- Episode no.: Season 3 Episode 6
- Directed by: Julie Anne Robinson
- Written by: Peter Noah
- Original air date: November 7, 2013

Guest appearances
- Khandi Alexander as Maya Lewis; Joe Morton as Rowan "Eli" Pope; Lisa Kudrow as Josie Marcus; George Newbern as Charlie; Kate Burton as Sally Langston;

Episode chronology
| ← Previous "More Cattle, Less Bull" | Next → "Everything's Coming Up Mellie" |

= Icarus (Scandal) =

"Icarus" is the sixth episode of the third season of American television series Scandal. It premiered on November 7, 2013 on ABC.

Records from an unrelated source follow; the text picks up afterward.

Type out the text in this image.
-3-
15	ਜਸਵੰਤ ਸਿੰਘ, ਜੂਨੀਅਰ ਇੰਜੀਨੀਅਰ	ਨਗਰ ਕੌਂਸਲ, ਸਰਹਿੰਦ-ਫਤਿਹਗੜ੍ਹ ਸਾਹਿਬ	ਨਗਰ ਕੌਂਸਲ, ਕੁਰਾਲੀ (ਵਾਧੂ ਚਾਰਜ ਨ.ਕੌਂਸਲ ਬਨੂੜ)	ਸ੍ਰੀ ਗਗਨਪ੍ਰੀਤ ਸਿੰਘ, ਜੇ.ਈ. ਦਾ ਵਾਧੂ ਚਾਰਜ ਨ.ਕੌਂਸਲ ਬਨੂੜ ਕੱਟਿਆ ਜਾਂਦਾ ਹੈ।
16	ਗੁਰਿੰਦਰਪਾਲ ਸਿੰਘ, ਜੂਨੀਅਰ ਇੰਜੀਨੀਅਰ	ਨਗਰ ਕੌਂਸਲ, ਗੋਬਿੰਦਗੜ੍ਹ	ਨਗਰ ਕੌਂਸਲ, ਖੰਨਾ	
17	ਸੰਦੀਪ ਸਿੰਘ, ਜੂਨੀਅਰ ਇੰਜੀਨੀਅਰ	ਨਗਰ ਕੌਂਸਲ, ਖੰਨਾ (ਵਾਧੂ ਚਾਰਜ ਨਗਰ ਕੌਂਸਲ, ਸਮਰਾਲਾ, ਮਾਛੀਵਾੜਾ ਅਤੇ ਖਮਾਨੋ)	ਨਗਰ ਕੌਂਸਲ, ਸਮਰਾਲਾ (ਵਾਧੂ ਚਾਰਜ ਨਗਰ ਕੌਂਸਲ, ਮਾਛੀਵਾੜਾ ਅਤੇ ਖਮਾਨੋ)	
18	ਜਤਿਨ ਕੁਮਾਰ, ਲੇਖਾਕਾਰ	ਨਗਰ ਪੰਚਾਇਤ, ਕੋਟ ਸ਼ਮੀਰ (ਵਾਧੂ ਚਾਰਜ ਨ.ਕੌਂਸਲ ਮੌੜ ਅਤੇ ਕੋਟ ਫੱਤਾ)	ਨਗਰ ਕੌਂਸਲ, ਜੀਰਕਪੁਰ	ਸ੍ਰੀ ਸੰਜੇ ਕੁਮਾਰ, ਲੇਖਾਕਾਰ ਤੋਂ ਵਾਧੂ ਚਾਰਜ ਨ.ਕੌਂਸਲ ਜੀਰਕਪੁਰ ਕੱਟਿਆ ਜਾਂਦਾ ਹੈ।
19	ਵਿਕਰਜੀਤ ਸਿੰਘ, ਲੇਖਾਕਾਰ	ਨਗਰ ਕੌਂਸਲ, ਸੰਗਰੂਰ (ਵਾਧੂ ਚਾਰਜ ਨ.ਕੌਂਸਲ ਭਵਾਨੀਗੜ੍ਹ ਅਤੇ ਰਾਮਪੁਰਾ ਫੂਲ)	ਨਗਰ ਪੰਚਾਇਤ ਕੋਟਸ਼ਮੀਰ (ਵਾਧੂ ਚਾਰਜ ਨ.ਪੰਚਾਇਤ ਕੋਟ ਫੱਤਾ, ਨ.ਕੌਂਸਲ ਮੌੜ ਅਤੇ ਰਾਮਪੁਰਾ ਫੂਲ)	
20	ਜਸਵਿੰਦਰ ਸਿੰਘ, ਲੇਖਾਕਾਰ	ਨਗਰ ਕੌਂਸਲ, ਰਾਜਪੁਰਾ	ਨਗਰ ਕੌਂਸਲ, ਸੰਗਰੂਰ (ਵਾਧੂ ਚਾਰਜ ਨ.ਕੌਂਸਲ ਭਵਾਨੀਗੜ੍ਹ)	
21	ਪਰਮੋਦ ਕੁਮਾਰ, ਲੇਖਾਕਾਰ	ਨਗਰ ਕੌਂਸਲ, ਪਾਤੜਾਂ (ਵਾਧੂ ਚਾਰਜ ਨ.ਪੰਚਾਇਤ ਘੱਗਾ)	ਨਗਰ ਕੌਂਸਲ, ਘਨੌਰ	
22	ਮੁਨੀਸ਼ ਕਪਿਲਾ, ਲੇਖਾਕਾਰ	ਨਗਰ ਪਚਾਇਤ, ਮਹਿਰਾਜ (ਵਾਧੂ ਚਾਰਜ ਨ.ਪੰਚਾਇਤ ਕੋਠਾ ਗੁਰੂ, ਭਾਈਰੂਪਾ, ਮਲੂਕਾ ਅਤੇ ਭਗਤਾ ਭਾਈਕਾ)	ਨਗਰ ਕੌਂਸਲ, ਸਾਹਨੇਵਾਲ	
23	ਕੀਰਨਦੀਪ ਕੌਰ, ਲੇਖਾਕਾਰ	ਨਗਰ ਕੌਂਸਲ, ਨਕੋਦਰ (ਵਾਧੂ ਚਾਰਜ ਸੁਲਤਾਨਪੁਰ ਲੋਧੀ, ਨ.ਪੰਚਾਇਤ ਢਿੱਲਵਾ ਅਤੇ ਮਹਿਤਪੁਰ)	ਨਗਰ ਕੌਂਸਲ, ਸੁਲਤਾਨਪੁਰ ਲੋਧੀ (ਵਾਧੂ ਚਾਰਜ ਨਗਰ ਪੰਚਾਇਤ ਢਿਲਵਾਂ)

The episode marked the first appearance of Khandi Alexander as Maya Lewis, Olivia Pope’s mother, a role that would become pivotal throughout the rest of the season.

==Plot==

Olivia reminisces about the last time she saw her mother alive. In the present she goes to the White House to ask Fitz about his involvement in Operation Remington. When Fitz refuses to tell her about Operation Remington she decides that she will not work on his re-election campaign and instead accepts an offer from Josie Marcus.

At Josie Marcus’ campaign headquarters Olivia and Abby try to persuade Josie that she needs to shed her homemaker image and launch a series of attack ads in order to secure big donors. When Josie refuses, Olivia and Abby set up an interview with James Novak. Right before the interview they show Josie video from an attack ad from Reston's campaign leading her to show a more dominant aggressive side in her interview mentioning her years of military service and criticizing Novak for his language couched in sexist remarks.

Meanwhile, Olivia asks Jake to gather more proof of what happened during Operation Remington. He tries to use an old contact to secure the airplane's black box and narrowly avoids being assassinated by a member of B613, saved only by a member of Fitz's security team. Olivia reaches out to her father in an attempt to find answers but is only able to ascertain that he did not give the order to kill her mother.

Cyrus, upset at Olivia for abandoning Fitz's re-election campaign, contacts Harrison and asks him to get Olivia to drop Josie Marcus as a client, threatening that otherwise Adnan Salif, a former associate of Harrison's, could re-enter the country. Harrison asks Huck for his help in denying Salif's visa application. Cyrus, after learning through Harrison that Olivia is still campaigning for Josie Marcus, issues Adnan Salif a visa to re-enter the country. Cyrus also discovers that Sally is planning a bid for presidency.

Upset at being frozen out by Huck, Quinn takes to a shooting range where she is discovered by Charlie who gives her tips on improving her form. Unbeknownst to her Charlie is working under the orders of Rowan Pope to bring Quinn into the fold of B613.

==Production==

News of Khandi Alexander’s casting became public November 5th, 2013. The news that the role of Olivia Pope’s mother would be recurring sparked rumours that the character was still alive despite only appearing in a flashback. Alexander later revealed that she was offered the role without an audition and was unable to tell anyone that she had landed the role of Olivia’s mother stating "I didn't tell my agent, my manager, my boyfriend. I didn't tell anybody and I didn't know anything."

Actress Lisa Kudrow who played Josie Marcus praised the material given to her for Josie's impassioned on-air speech against sexism and compared Josie to politician Elizabeth Warren stating “[I] understood what was going on, and thought it was so great. I really loved it because it made me think of like Elizabeth Warren, for example."

==Reception==
The episode earned positive reviews with many singling out Lisa Kudrow’s performance in particular. Sonia Saraiya at The A.V. Club praised the episode noting that "Scandal is at its best when it's firing on all cylinders, and there seem to be about 18 cylinders at present, at least." Cicely K. Dyson writing for The Wall Street Journal noted that "Josie’s not here for your sexist rhetoric, and I can't wait to see more." Jake Flanagin at The Atlantic was prompted by the episode to write an op-ed entitled "Lisa Kudrow Is Saving Scandal From Itself” where he praised both the actress and the writing on the show stating that "this upstart candidate for the Democratic presidential nomination embodies the kick-ass, uncompromising feminist politico the show has been lacking.